Hablar
de la cultura de la prevención desde una perspectiva callejera –es decir, no
especializada, ni jurídica, ni médica, sino ciudadana-, lleva a pensar que se trata
de algo obvio sobre los riesgos que nos depara la vida. Pues sí, vivir es
sumamente peligroso. Y el riesgo obvio de estar vivo es que te puedes morir en
cualquier momento si bajas la guardia, para usar un concepto boxístico. Bien
pensado, casi cualquier cosa te puede causar un grave daño o te puede matar. El
boxeador de referencia, después de estar recibiendo uppercut en la cabeza durante quince años es posible que sufra de
coágulos cerebrales que un buen día le apagarán la luz. Pero son casos
extremos, muy poca gente es boxeadora y quien se mete en esa profesión sabe o
debería saber a qué atenerse.

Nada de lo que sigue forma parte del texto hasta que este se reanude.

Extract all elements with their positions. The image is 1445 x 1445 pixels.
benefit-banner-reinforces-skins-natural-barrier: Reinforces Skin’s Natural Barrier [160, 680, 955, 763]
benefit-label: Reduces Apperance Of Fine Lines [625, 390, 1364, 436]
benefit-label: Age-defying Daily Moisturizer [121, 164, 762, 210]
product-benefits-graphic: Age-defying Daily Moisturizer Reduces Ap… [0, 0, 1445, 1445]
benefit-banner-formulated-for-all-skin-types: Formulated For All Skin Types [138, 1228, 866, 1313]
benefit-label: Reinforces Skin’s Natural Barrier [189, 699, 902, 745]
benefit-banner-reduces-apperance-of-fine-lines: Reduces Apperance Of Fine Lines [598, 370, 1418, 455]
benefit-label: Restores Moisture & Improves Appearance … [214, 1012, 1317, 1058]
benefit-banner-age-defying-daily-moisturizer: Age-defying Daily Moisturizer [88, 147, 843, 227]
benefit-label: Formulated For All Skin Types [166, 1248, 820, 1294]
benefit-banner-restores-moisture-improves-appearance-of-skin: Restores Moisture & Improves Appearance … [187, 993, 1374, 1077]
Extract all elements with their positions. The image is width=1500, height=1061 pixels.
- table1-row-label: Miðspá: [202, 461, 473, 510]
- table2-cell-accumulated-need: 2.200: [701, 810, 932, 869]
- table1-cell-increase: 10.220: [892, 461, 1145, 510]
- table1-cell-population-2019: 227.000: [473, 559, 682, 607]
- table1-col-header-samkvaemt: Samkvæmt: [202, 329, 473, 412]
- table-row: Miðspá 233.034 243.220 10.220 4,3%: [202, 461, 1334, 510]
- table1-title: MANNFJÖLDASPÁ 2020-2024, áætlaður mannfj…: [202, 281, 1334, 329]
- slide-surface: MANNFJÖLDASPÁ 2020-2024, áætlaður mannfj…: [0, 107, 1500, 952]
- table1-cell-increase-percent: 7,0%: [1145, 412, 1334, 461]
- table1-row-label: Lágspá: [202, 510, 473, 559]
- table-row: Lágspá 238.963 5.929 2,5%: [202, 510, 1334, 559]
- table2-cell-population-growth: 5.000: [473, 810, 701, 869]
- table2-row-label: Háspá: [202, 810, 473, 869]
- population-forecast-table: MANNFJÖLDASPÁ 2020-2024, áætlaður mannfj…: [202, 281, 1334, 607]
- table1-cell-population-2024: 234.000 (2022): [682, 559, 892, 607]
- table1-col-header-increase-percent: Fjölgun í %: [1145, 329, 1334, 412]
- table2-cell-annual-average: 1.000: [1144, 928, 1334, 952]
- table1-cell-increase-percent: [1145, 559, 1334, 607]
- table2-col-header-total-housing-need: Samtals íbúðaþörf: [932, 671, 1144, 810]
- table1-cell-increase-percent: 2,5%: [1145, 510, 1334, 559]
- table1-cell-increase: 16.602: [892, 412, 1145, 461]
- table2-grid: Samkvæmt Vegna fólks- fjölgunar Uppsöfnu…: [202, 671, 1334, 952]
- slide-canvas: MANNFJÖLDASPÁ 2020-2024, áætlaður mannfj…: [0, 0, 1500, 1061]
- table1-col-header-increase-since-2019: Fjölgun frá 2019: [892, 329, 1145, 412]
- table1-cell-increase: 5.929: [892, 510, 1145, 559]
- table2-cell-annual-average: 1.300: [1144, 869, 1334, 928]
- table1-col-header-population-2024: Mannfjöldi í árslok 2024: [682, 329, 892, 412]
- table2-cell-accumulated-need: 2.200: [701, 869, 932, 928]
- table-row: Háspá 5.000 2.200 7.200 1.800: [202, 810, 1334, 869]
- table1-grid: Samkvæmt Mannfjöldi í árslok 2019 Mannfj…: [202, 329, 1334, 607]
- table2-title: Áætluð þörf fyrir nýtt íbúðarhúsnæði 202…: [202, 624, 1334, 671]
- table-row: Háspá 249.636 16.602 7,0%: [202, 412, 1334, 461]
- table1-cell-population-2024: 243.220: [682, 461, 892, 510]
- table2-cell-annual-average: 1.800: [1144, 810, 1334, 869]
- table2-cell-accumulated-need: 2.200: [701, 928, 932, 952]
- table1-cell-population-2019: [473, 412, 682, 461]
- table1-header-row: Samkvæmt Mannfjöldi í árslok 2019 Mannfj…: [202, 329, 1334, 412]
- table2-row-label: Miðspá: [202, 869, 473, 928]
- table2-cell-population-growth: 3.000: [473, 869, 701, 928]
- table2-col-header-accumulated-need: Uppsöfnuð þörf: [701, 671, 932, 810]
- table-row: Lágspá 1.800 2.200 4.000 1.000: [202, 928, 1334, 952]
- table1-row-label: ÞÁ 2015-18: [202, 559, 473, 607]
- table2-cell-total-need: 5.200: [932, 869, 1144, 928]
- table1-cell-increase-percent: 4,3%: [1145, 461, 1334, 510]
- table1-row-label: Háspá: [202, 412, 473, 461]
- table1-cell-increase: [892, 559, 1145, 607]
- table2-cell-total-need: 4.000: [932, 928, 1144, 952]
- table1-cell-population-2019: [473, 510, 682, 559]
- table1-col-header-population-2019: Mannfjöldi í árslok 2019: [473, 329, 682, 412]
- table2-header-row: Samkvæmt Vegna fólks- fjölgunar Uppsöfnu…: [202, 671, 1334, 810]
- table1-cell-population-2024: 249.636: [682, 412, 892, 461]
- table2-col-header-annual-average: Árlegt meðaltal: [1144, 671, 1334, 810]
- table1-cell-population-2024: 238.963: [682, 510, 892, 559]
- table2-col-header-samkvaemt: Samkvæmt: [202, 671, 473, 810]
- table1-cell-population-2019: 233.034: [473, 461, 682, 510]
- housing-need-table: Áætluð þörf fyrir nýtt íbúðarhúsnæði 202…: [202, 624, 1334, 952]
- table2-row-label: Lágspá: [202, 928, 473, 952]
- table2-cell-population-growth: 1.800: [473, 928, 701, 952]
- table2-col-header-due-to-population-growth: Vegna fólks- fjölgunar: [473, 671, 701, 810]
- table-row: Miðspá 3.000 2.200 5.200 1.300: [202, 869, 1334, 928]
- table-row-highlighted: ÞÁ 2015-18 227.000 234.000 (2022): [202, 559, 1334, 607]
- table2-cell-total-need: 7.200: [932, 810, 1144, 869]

Es como esos “deportes” en motocicletas,
bicicletas o patines en donde se expone la vida a cada instante, o el torero
que se arriesga frente a un animal de 500 kilogramos cada
domingo; alpinistas y buzos, aviadores, cirqueros, electricistas y policías; últimamente
los periodistas han resultado en México profesionales de alto riesgo.
Pero
la gente común vivimos otro tipo de riesgos y como somos la mayoría
constituimos el elemento clave de la cultura de la prevención. “Más vale
prevenir que lamentar”, decían los abuelos. Y sí, es lamentable un cáncer de
pulmón después de varias décadas de estar enchufados a un cigarro o
enfermedades cardíacas derivadas de nuestro gusto por las carnitas de cerdo y
las hamburguesas; o diabetes debido a nuestra propensión por las bebidas de
cola tan publicitadas. La cultura de la prevención, pues, implica un compromiso
personal, que en el ámbito familiar se convierte en social, a favor de la
mesura, el equilibrio, la sensatez. Nadie dice que no te comas el 10 de mayo
unos buenos tacos de carnitas, que son deliciosos, pero ir cada fin de semana a
ponerte un atracón es otra cosa.
La
cultura de la prevención es compromiso con nosotros mismos, con los nuestros y
con el mundo. Cuando yo era niño, hace ya muchas décadas, tirar basura en la
calle era algo común. Comprábamos un dulce y ahí afuera de la tienda lo
desenvolvíamos y a comer se ha dicho. El envoltorio no era una preocupación de
nadie, pues tampoco había muchos basureros que digamos. Mis hijas, en cambio,
desde muy pequeñas, tuvieron conciencia de que la basura debía ir directamente
a un basurero, y si no había uno a la mano, papá la llevaría en el bolsillo
hasta encontrar alguno. No sé si fue algo que les enseñé yo o lo aprendieron en
la escuela. O ambos. Se llama cultura y civilidad.